The first storm of the fall season brought showers, cooler temperatures and gusty winds to much of Southern California on Wednesday.
The gloomy weather made the region feel like fall for the first time since the season changed Sept. 22.
Scattered light-to-moderate showers were expected to continue over coastal and inland areas through late morning, the National Weather Service reported in its short-term forecast.
Rainfall was expected to be heavier and last longer in Los Angeles County than in the rest of the Southern California region, according to the weather service.
The first rain prompted warnings about road conditions, with the Los Angeles County Sheriff’s Department asking drivers to slow down.
“The first rain of the season causes the oils on the road to come to the surface and cars to slide and crash. Please use caution,” the sheriff’s department stated in a news release.
The environmental group Los Angeles Waterkeeper warned that the “first flush” rain could bring high pollution levels to Santa Monica and San Pedro bays as contaminants on city streets are funneled into the ocean via storm drains.

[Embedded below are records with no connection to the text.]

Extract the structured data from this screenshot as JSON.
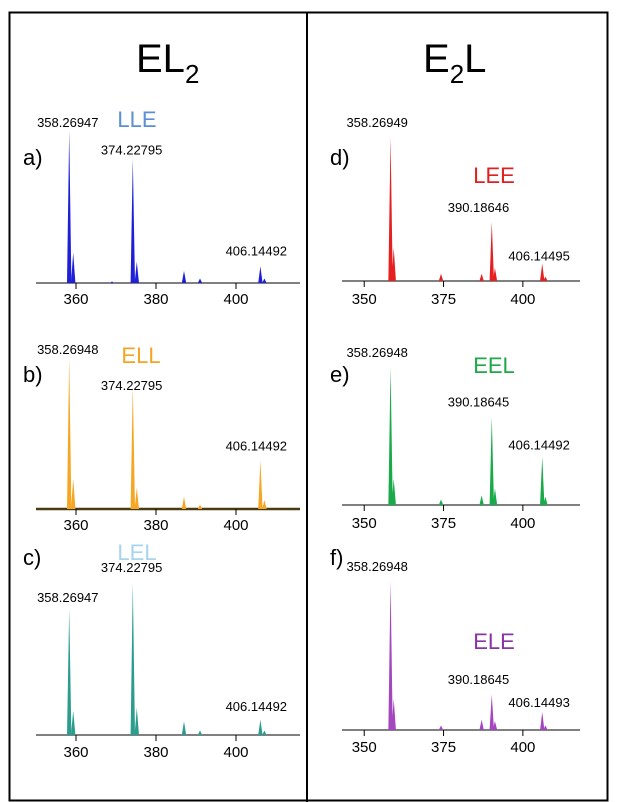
{
  "columns": [
    {
      "main": "EL",
      "sub": "2",
      "suffix": ""
    },
    {
      "main": "E",
      "sub": "2",
      "suffix": "L"
    }
  ],
  "chart_data": [
    {
      "type": "bar",
      "panel": "a)",
      "compound": "LLE",
      "compound_color": "#5b8fd6",
      "color": "#1f1fd8",
      "xlim": [
        350,
        416
      ],
      "ylim": [
        0,
        100
      ],
      "ticks": [
        {
          "value": 360,
          "label": "360"
        },
        {
          "value": 380,
          "label": "380"
        },
        {
          "value": 400,
          "label": "400"
        }
      ],
      "peaks": [
        [
          358.3,
          100
        ],
        [
          359.3,
          20
        ],
        [
          374.2,
          82
        ],
        [
          375.2,
          14
        ],
        [
          369.0,
          1
        ],
        [
          387.0,
          8
        ],
        [
          391.0,
          3
        ],
        [
          406.1,
          11
        ],
        [
          407.1,
          3
        ]
      ],
      "labels": [
        {
          "x": 358.26947,
          "text": "358.26947"
        },
        {
          "x": 374.22795,
          "text": "374.22795"
        },
        {
          "x": 406.14492,
          "text": "406.14492"
        }
      ]
    },
    {
      "type": "bar",
      "panel": "b)",
      "compound": "ELL",
      "compound_color": "#f2a623",
      "color": "#f5a623",
      "xlim": [
        350,
        416
      ],
      "ylim": [
        0,
        100
      ],
      "ticks": [
        {
          "value": 360,
          "label": "360"
        },
        {
          "value": 380,
          "label": "380"
        },
        {
          "value": 400,
          "label": "400"
        }
      ],
      "peaks": [
        [
          358.3,
          100
        ],
        [
          359.3,
          20
        ],
        [
          374.2,
          82
        ],
        [
          375.2,
          14
        ],
        [
          387.0,
          8
        ],
        [
          391.0,
          3
        ],
        [
          406.1,
          32
        ],
        [
          407.1,
          6
        ]
      ],
      "labels": [
        {
          "x": 358.26948,
          "text": "358.26948"
        },
        {
          "x": 374.22795,
          "text": "374.22795"
        },
        {
          "x": 406.14492,
          "text": "406.14492"
        }
      ]
    },
    {
      "type": "bar",
      "panel": "c)",
      "compound": "LEL",
      "compound_color": "#a8d4ee",
      "color": "#2a9d8f",
      "xlim": [
        350,
        416
      ],
      "ylim": [
        0,
        100
      ],
      "ticks": [
        {
          "value": 360,
          "label": "360"
        },
        {
          "value": 380,
          "label": "380"
        },
        {
          "value": 400,
          "label": "400"
        }
      ],
      "peaks": [
        [
          358.3,
          83
        ],
        [
          359.3,
          16
        ],
        [
          374.2,
          100
        ],
        [
          375.2,
          18
        ],
        [
          387.0,
          9
        ],
        [
          391.0,
          3
        ],
        [
          406.1,
          10
        ],
        [
          407.1,
          3
        ]
      ],
      "labels": [
        {
          "x": 358.26947,
          "text": "358.26947"
        },
        {
          "x": 374.22795,
          "text": "374.22795"
        },
        {
          "x": 406.14492,
          "text": "406.14492"
        }
      ]
    },
    {
      "type": "bar",
      "panel": "d)",
      "compound": "LEE",
      "compound_color": "#e02020",
      "color": "#e62020",
      "xlim": [
        343,
        418
      ],
      "ylim": [
        0,
        100
      ],
      "ticks": [
        {
          "value": 350,
          "label": "350"
        },
        {
          "value": 375,
          "label": "375"
        },
        {
          "value": 400,
          "label": "400"
        }
      ],
      "peaks": [
        [
          358.3,
          100
        ],
        [
          359.3,
          23
        ],
        [
          374.2,
          5
        ],
        [
          387.0,
          5
        ],
        [
          390.2,
          41
        ],
        [
          391.2,
          9
        ],
        [
          406.1,
          12
        ],
        [
          407.1,
          3
        ]
      ],
      "labels": [
        {
          "x": 358.26949,
          "text": "358.26949"
        },
        {
          "x": 390.18646,
          "text": "390.18646"
        },
        {
          "x": 406.14495,
          "text": "406.14495"
        }
      ]
    },
    {
      "type": "bar",
      "panel": "e)",
      "compound": "EEL",
      "compound_color": "#1fa84a",
      "color": "#1aaa4a",
      "xlim": [
        343,
        418
      ],
      "ylim": [
        0,
        100
      ],
      "ticks": [
        {
          "value": 350,
          "label": "350"
        },
        {
          "value": 375,
          "label": "375"
        },
        {
          "value": 400,
          "label": "400"
        }
      ],
      "peaks": [
        [
          358.3,
          100
        ],
        [
          359.3,
          19
        ],
        [
          374.2,
          4
        ],
        [
          387.0,
          7
        ],
        [
          390.2,
          64
        ],
        [
          391.2,
          12
        ],
        [
          406.1,
          35
        ],
        [
          407.1,
          6
        ]
      ],
      "labels": [
        {
          "x": 358.26948,
          "text": "358.26948"
        },
        {
          "x": 390.18645,
          "text": "390.18645"
        },
        {
          "x": 406.14492,
          "text": "406.14492"
        }
      ]
    },
    {
      "type": "bar",
      "panel": "f)",
      "compound": "ELE",
      "compound_color": "#8a35a5",
      "color": "#a447be",
      "xlim": [
        343,
        418
      ],
      "ylim": [
        0,
        100
      ],
      "ticks": [
        {
          "value": 350,
          "label": "350"
        },
        {
          "value": 375,
          "label": "375"
        },
        {
          "value": 400,
          "label": "400"
        }
      ],
      "peaks": [
        [
          358.3,
          100
        ],
        [
          359.3,
          21
        ],
        [
          374.2,
          3
        ],
        [
          387.0,
          7
        ],
        [
          390.2,
          24
        ],
        [
          391.2,
          6
        ],
        [
          406.1,
          12
        ],
        [
          407.1,
          3
        ]
      ],
      "labels": [
        {
          "x": 358.26948,
          "text": "358.26948"
        },
        {
          "x": 390.18645,
          "text": "390.18645"
        },
        {
          "x": 406.14493,
          "text": "406.14493"
        }
      ]
    }
  ]
}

The storm was expected to bring a dusting of snow to area mountains, with snow levels was likely to drop to 5,500 feet and as low as 4,500 feet in some areas. Accumulations of between 1 and 3 inches could be seen in higher elevations, the weather service stated.

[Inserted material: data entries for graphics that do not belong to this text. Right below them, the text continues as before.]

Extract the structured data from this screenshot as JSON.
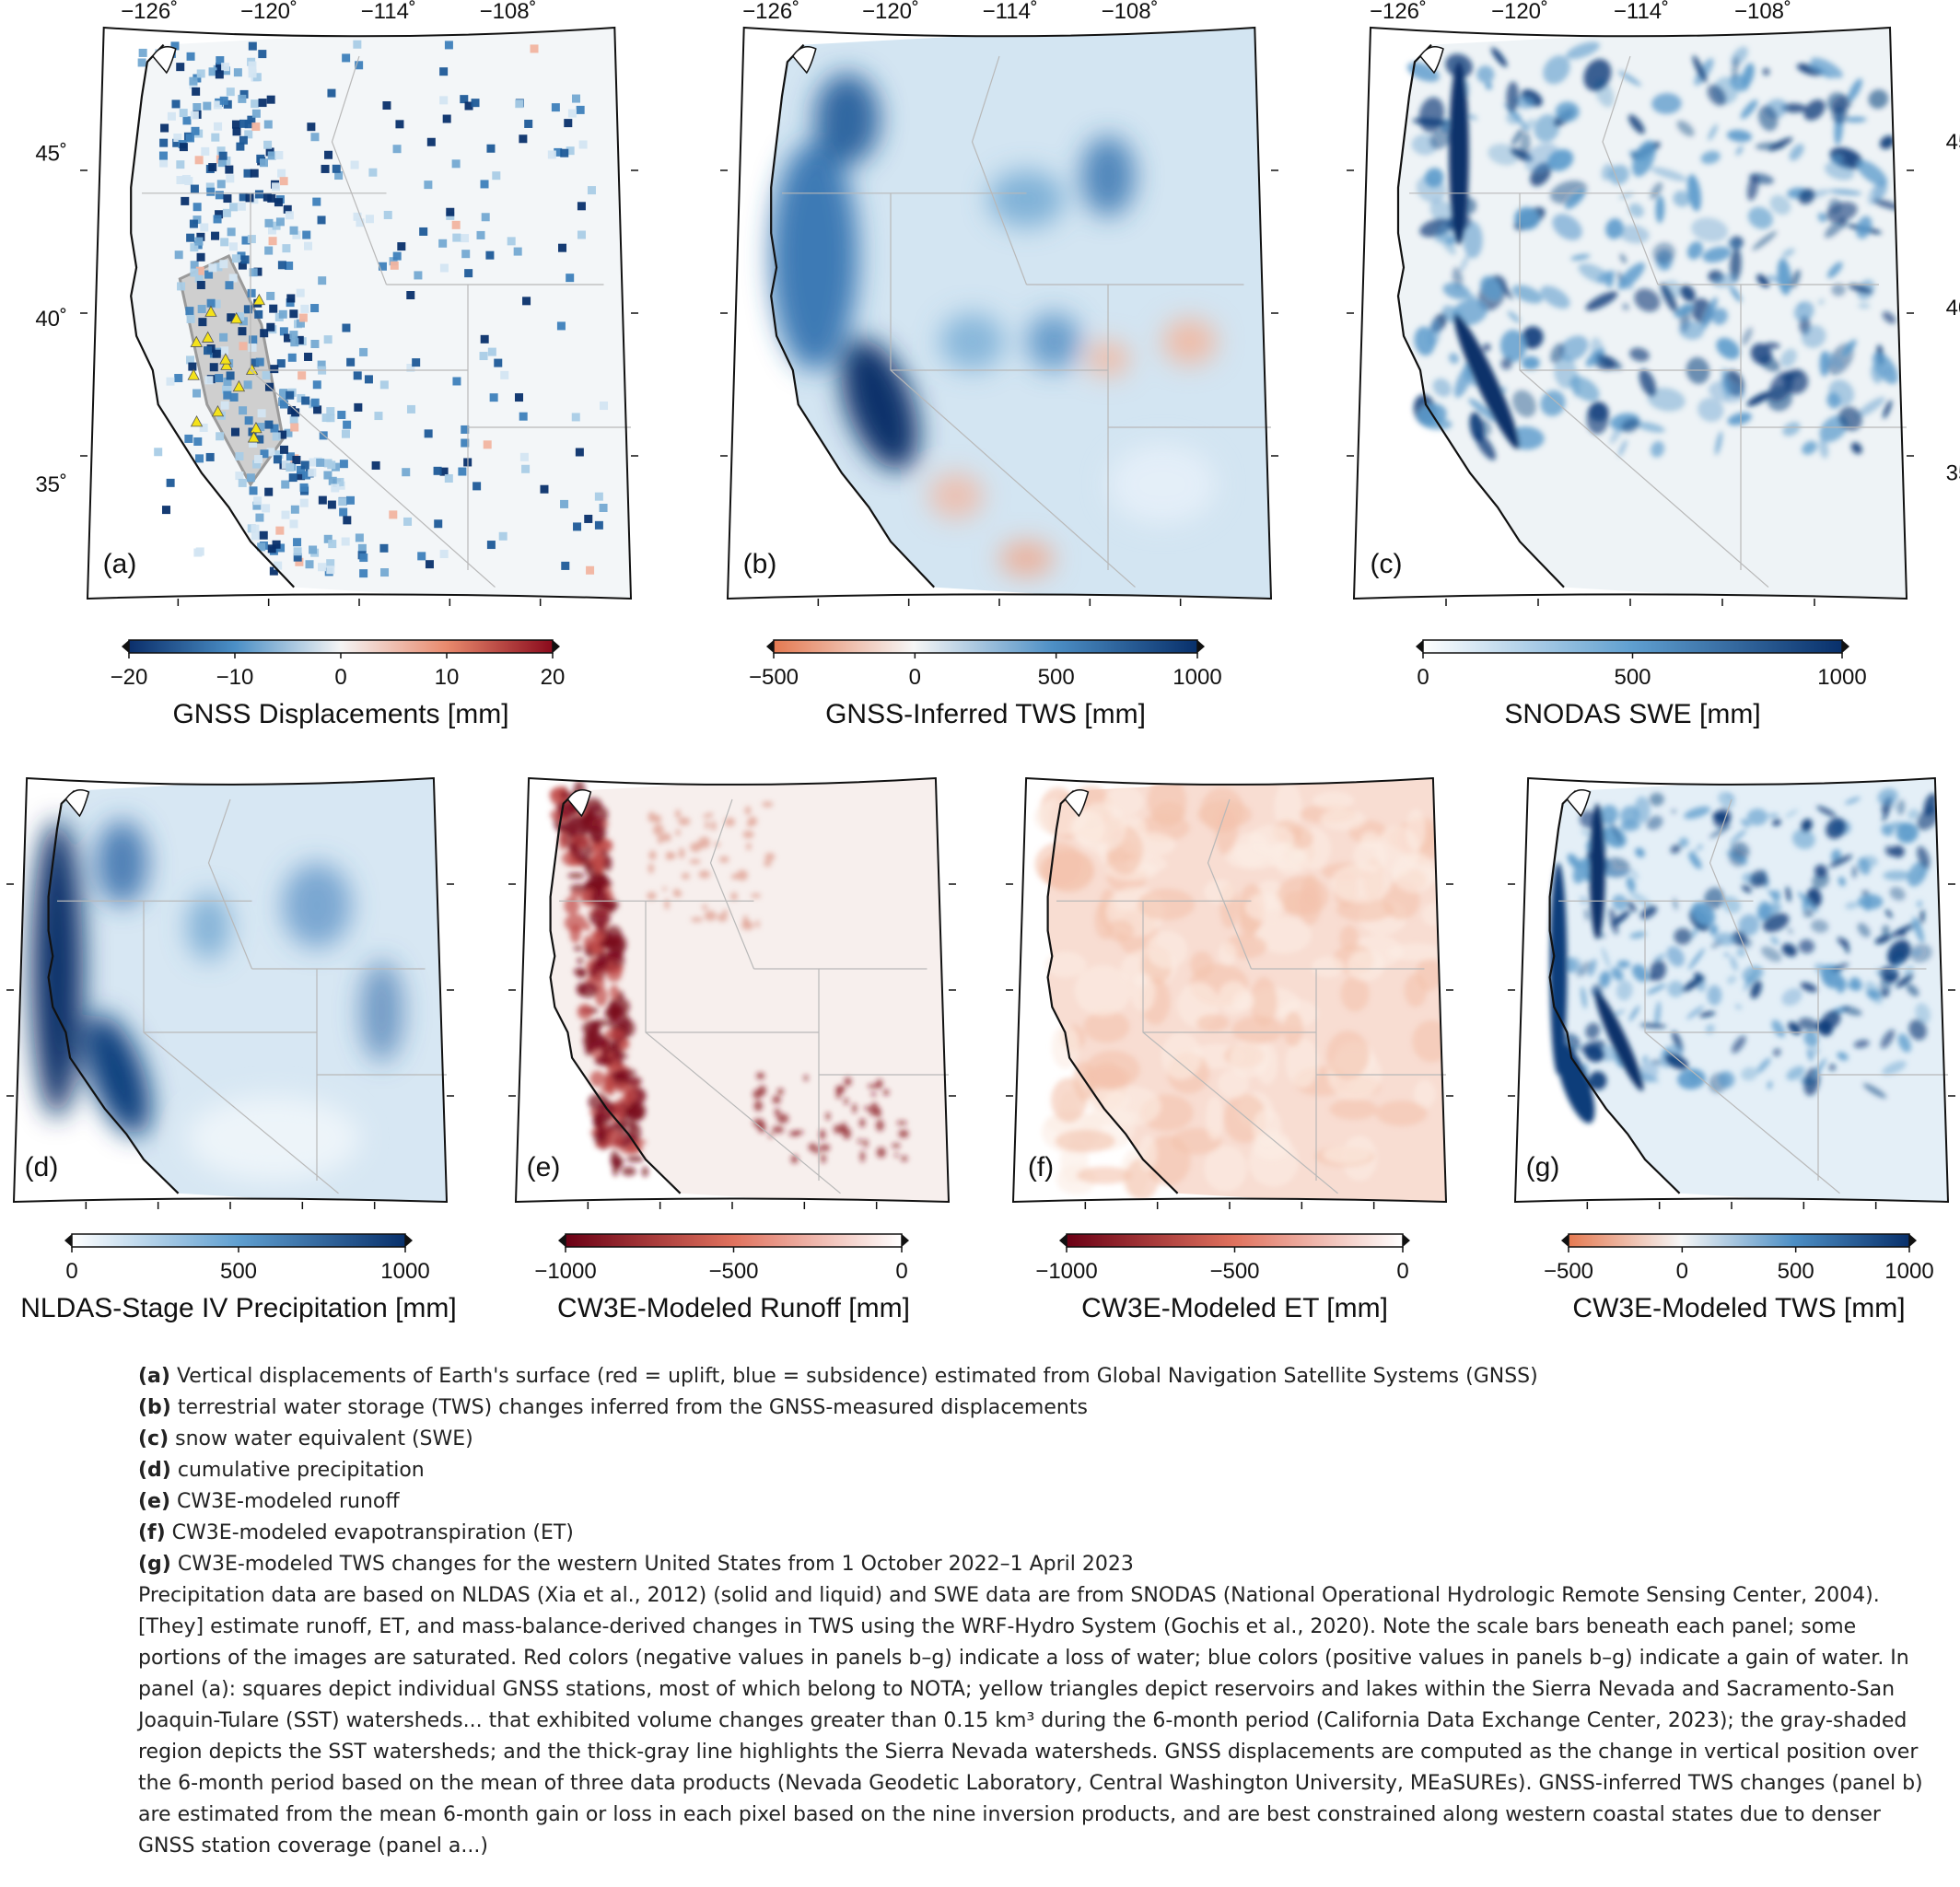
{
  "top_lon_ticks": [
    "−126˚",
    "−120˚",
    "−114˚",
    "−108˚"
  ],
  "lat_ticks": [
    "45˚",
    "40˚",
    "35˚"
  ],
  "panels": [
    {
      "letter": "(a)",
      "map": "stations",
      "colorbar": {
        "ticks": [
          "−20",
          "−10",
          "0",
          "10",
          "20"
        ],
        "label": "GNSS Displacements [mm]",
        "scheme": "diverging-blue-red"
      }
    },
    {
      "letter": "(b)",
      "map": "blue-field",
      "colorbar": {
        "ticks": [
          "−500",
          "0",
          "500",
          "1000"
        ],
        "label": "GNSS-Inferred TWS [mm]",
        "scheme": "red-white-blue"
      }
    },
    {
      "letter": "(c)",
      "map": "snow",
      "colorbar": {
        "ticks": [
          "0",
          "500",
          "1000"
        ],
        "label": "SNODAS SWE [mm]",
        "scheme": "white-blue"
      }
    },
    {
      "letter": "(d)",
      "map": "precip",
      "colorbar": {
        "ticks": [
          "0",
          "500",
          "1000"
        ],
        "label": "NLDAS-Stage IV Precipitation [mm]",
        "scheme": "white-blue"
      }
    },
    {
      "letter": "(e)",
      "map": "runoff",
      "colorbar": {
        "ticks": [
          "−1000",
          "−500",
          "0"
        ],
        "label": "CW3E-Modeled Runoff [mm]",
        "scheme": "red-white"
      }
    },
    {
      "letter": "(f)",
      "map": "et",
      "colorbar": {
        "ticks": [
          "−1000",
          "−500",
          "0"
        ],
        "label": "CW3E-Modeled ET [mm]",
        "scheme": "red-white"
      }
    },
    {
      "letter": "(g)",
      "map": "tws",
      "colorbar": {
        "ticks": [
          "−500",
          "0",
          "500",
          "1000"
        ],
        "label": "CW3E-Modeled TWS [mm]",
        "scheme": "red-white-blue"
      }
    }
  ],
  "caption": {
    "items": [
      {
        "key": "(a)",
        "text": " Vertical displacements of Earth's surface (red = uplift, blue = subsidence) estimated from Global Navigation Satellite Systems (GNSS)"
      },
      {
        "key": "(b)",
        "text": " terrestrial water storage (TWS) changes inferred from the GNSS-measured displacements"
      },
      {
        "key": "(c)",
        "text": " snow water equivalent (SWE)"
      },
      {
        "key": "(d)",
        "text": " cumulative precipitation"
      },
      {
        "key": "(e)",
        "text": " CW3E-modeled runoff"
      },
      {
        "key": "(f)",
        "text": " CW3E-modeled evapotranspiration (ET)"
      },
      {
        "key": "(g)",
        "text": " CW3E-modeled TWS changes for the western United States from 1 October 2022–1 April 2023"
      }
    ],
    "paragraph": "Precipitation data are based on NLDAS (Xia et al., 2012) (solid and liquid) and SWE data are from SNODAS (National Operational Hydrologic Remote Sensing Center, 2004). [They] estimate runoff, ET, and mass-balance-derived changes in TWS using the WRF-Hydro System (Gochis et al., 2020). Note the scale bars beneath each panel; some portions of the images are saturated. Red colors (negative values in panels b–g) indicate a loss of water; blue colors (positive values in panels b–g) indicate a gain of water. In panel (a): squares depict individual GNSS stations, most of which belong to NOTA; yellow triangles depict reservoirs and lakes within the Sierra Nevada and Sacramento-San Joaquin-Tulare (SST) watersheds... that exhibited volume changes greater than 0.15 km³ during the 6-month period (California Data Exchange Center, 2023); the gray-shaded region depicts the SST watersheds; and the thick-gray line highlights the Sierra Nevada watersheds. GNSS displacements are computed as the change in vertical position over the 6-month period based on the mean of three data products (Nevada Geodetic Laboratory, Central Washington University, MEaSUREs). GNSS-inferred TWS changes (panel b) are estimated from the mean 6-month gain or loss in each pixel based on the nine inversion products, and are best constrained along western coastal states due to denser GNSS station coverage (panel a...)"
  }
}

Mountain High ski resort in Wrightwood sent out a notice to news media Wednesday morning that temperatures were in the low 30s and snow was expected by 8 p.m.
Wind gusts of 40 mph to 50 mph were predicted for Antelope Valley.
Highs were expected to be in the mid-60s for the coast and valleys and in the 40s and 50s in the mountains.
Skies were expected to clear and temperatures to rise on Thursday as the cold storm system moves out of the region.